He likened the bill on sanctions to the notorious Jackson-Vanik amendment.

"The strength of the bill’s negative effects on bilateral relations can be likened to that of the notorious Jackson-Vanik amendment of 1974, which restricted trade with countries which the US holds responsible for human rights violations. The operation of the amendment in relation to Russia was officially canceled by Congress 38 years later, on November 21, 2012," Klintsevich is quoted by his press-service as saying.

Should the proposed legal act take effect, Russian-US relations will face more hindrances. "I believe it makes no sense to speculate what kind of response to the new sanctions Russia may choose. One thing is clear: if this piece of legislation comes into force - the US president must be aware of that - Russian-US cooperation over the most important international problems, including resistance to international terrorism, will be greatly hindered, if possible at all," Klintsevich said.

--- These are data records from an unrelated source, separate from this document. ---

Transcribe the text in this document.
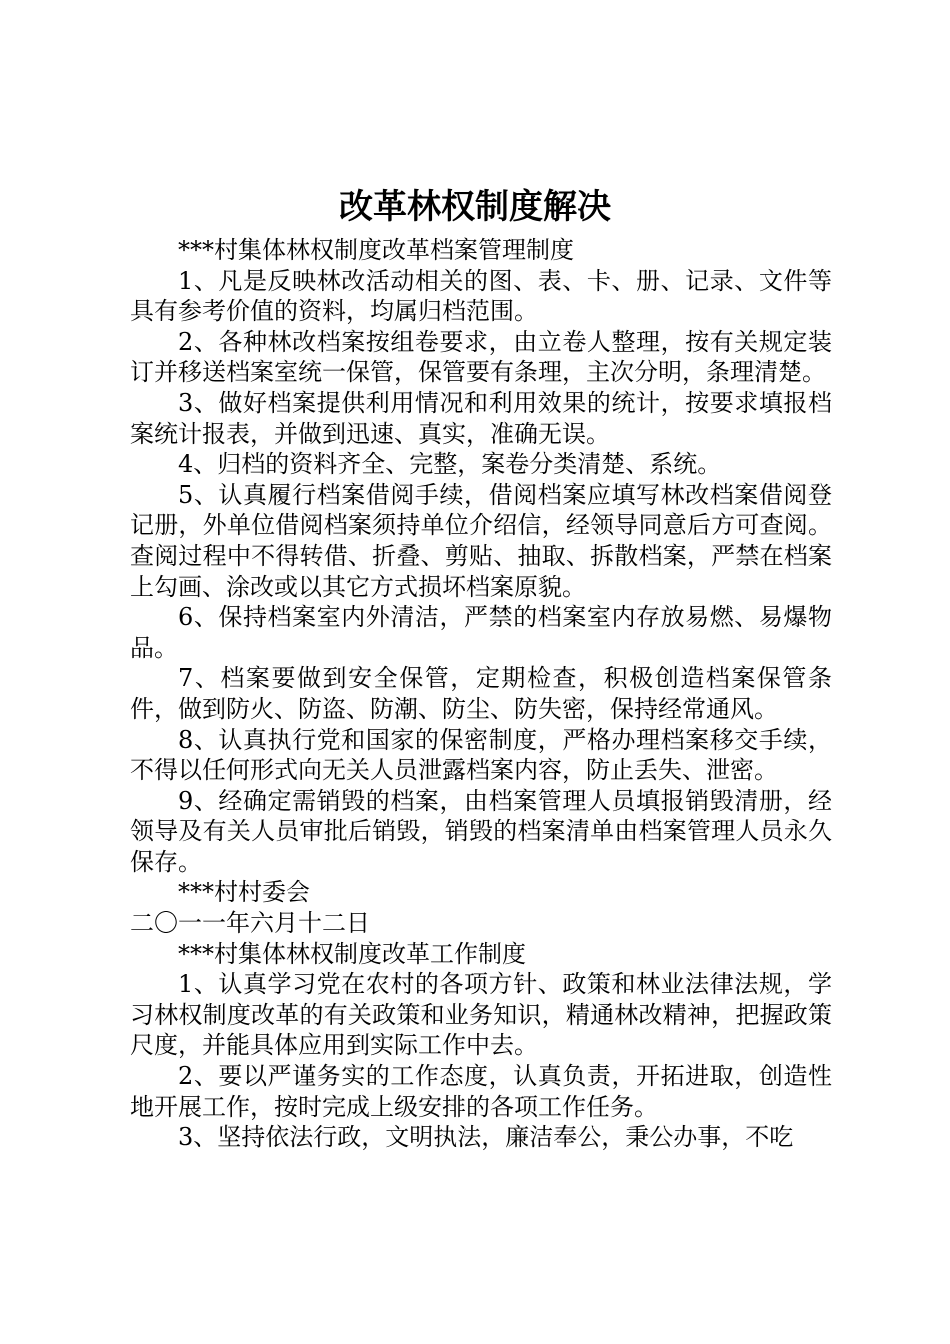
改革林权制度解决

***村集体林权制度改革档案管理制度

1、凡是反映林改活动相关的图、表、卡、册、记录、文件等具有参考价值的资料，均属归档范围。

2、各种林改档案按组卷要求，由立卷人整理，按有关规定装订并移送档案室统一保管，保管要有条理，主次分明，条理清楚。

3、做好档案提供利用情况和利用效果的统计，按要求填报档案统计报表，并做到迅速、真实，准确无误。

4、归档的资料齐全、完整，案卷分类清楚、系统。

5、认真履行档案借阅手续，借阅档案应填写林改档案借阅登记册，外单位借阅档案须持单位介绍信，经领导同意后方可查阅。查阅过程中不得转借、折叠、剪贴、抽取、拆散档案，严禁在档案上勾画、涂改或以其它方式损坏档案原貌。

6、保持档案室内外清洁，严禁的档案室内存放易燃、易爆物品。

7、档案要做到安全保管，定期检查，积极创造档案保管条件，做到防火、防盗、防潮、防尘、防失密，保持经常通风。

8、认真执行党和国家的保密制度，严格办理档案移交手续，不得以任何形式向无关人员泄露档案内容，防止丢失、泄密。

9、经确定需销毁的档案，由档案管理人员填报销毁清册，经领导及有关人员审批后销毁，销毁的档案清单由档案管理人员永久保存。

***村村委会

二〇一一年六月十二日

***村集体林权制度改革工作制度

1、认真学习党在农村的各项方针、政策和林业法律法规，学习林权制度改革的有关政策和业务知识，精通林改精神，把握政策尺度，并能具体应用到实际工作中去。

2、要以严谨务实的工作态度，认真负责，开拓进取，创造性地开展工作，按时完成上级安排的各项工作任务。

3、坚持依法行政，文明执法，廉洁奉公，秉公办事，不吃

The House of Representatives of the US Congress on Tuesday voted for a bill tightening unilateral US sanctions against Russia, Iran and North Korea. The bill is now to go before the Senate for approval. The upper house is likely to approve the bill, which enjoys wide support from both the oppositional Democratic party and ruling Republic party on Capitol Hill. After that the bill will be submitted to President Donald Trump for signature. The White House over the past few days made it clear Trump was prepared to sign the bill into law.